Dr Mamad also recognises the importance of keeping the person at the heart of his research and has worked closely with the CDKL5 Alliance to raise awareness, understanding and acceptance of CDD and its impact on affected families. 

The SFI SFI-IRC Pathway programme is driven by the goal of shaping Ireland’s future by anticipating what lies ahead, so that the full potential of research for all its people can be realised. In this context, the awarded funding serves a dual purpose – not only supporting the expansion of Dr Mamad’s research but also empowering him to establish his own research team. By providing training to a PhD student, he is not only supporting the next generation of researchers but also advancing research in an area that is currently not well understood.  
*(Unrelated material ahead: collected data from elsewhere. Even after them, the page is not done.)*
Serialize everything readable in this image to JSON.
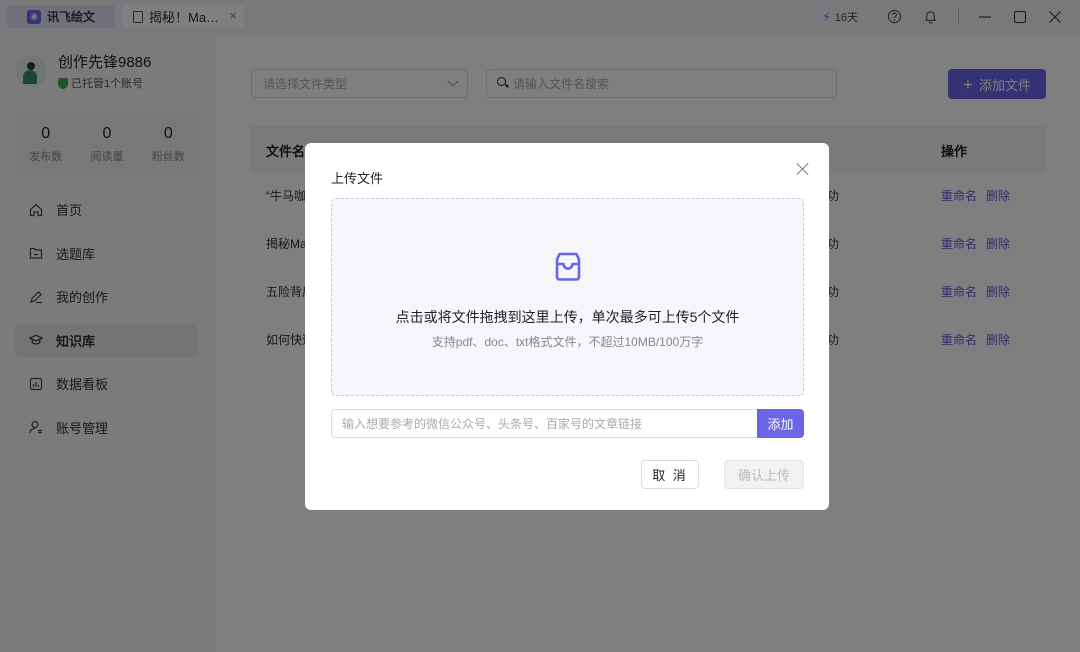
{
  "titlebar": {
    "app_name": "讯飞绘文",
    "doc_tab": "揭秘！Ma…",
    "tab_close": "×",
    "days": "16天"
  },
  "user": {
    "name": "创作先锋9886",
    "sub": "已托管1个账号"
  },
  "stats": [
    {
      "value": "0",
      "label": "发布数"
    },
    {
      "value": "0",
      "label": "阅读量"
    },
    {
      "value": "0",
      "label": "粉丝数"
    }
  ],
  "nav": [
    {
      "label": "首页",
      "icon": "home-icon"
    },
    {
      "label": "选题库",
      "icon": "folder-icon"
    },
    {
      "label": "我的创作",
      "icon": "pen-icon"
    },
    {
      "label": "知识库",
      "icon": "graduation-cap-icon",
      "active": true
    },
    {
      "label": "数据看板",
      "icon": "chart-icon"
    },
    {
      "label": "账号管理",
      "icon": "user-icon"
    }
  ],
  "toolbar": {
    "file_type_placeholder": "请选择文件类型",
    "search_placeholder": "请输入文件名搜索",
    "add_file": "添加文件"
  },
  "table": {
    "headers": {
      "name": "文件名",
      "actions": "操作"
    },
    "rows": [
      {
        "name": "“牛马咖",
        "status": "功",
        "rename": "重命名",
        "delete": "删除"
      },
      {
        "name": "揭秘Ma",
        "status": "功",
        "rename": "重命名",
        "delete": "删除"
      },
      {
        "name": "五险背后",
        "status": "功",
        "rename": "重命名",
        "delete": "删除"
      },
      {
        "name": "如何快速",
        "status": "功",
        "rename": "重命名",
        "delete": "删除"
      }
    ]
  },
  "dialog": {
    "title": "上传文件",
    "drop_main": "点击或将文件拖拽到这里上传，单次最多可上传5个文件",
    "drop_sub": "支持pdf、doc、txt格式文件，不超过10MB/100万字",
    "link_placeholder": "输入想要参考的微信公众号、头条号、百家号的文章链接",
    "link_add": "添加",
    "cancel": "取 消",
    "confirm": "确认上传"
  },
  "colors": {
    "accent": "#6b66e8",
    "link": "#5b56e0"
  }
}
Professor David Henshall, Director of FutureNeuro and Professor of Molecular Physiology and Neuroscience at RCSI University of Medicine and Health Sciences said: 

“Rare diseases, with their intricate complexities, demand a unique blend of patience and persistence. Dr Mamad, armed with both, will now embark on a four-year research journey, to investigate CDKL5 Deficiency Disorder. Our gratitude goes to the SFI-IRC Pathway Programme for providing this invaluable opportunity.”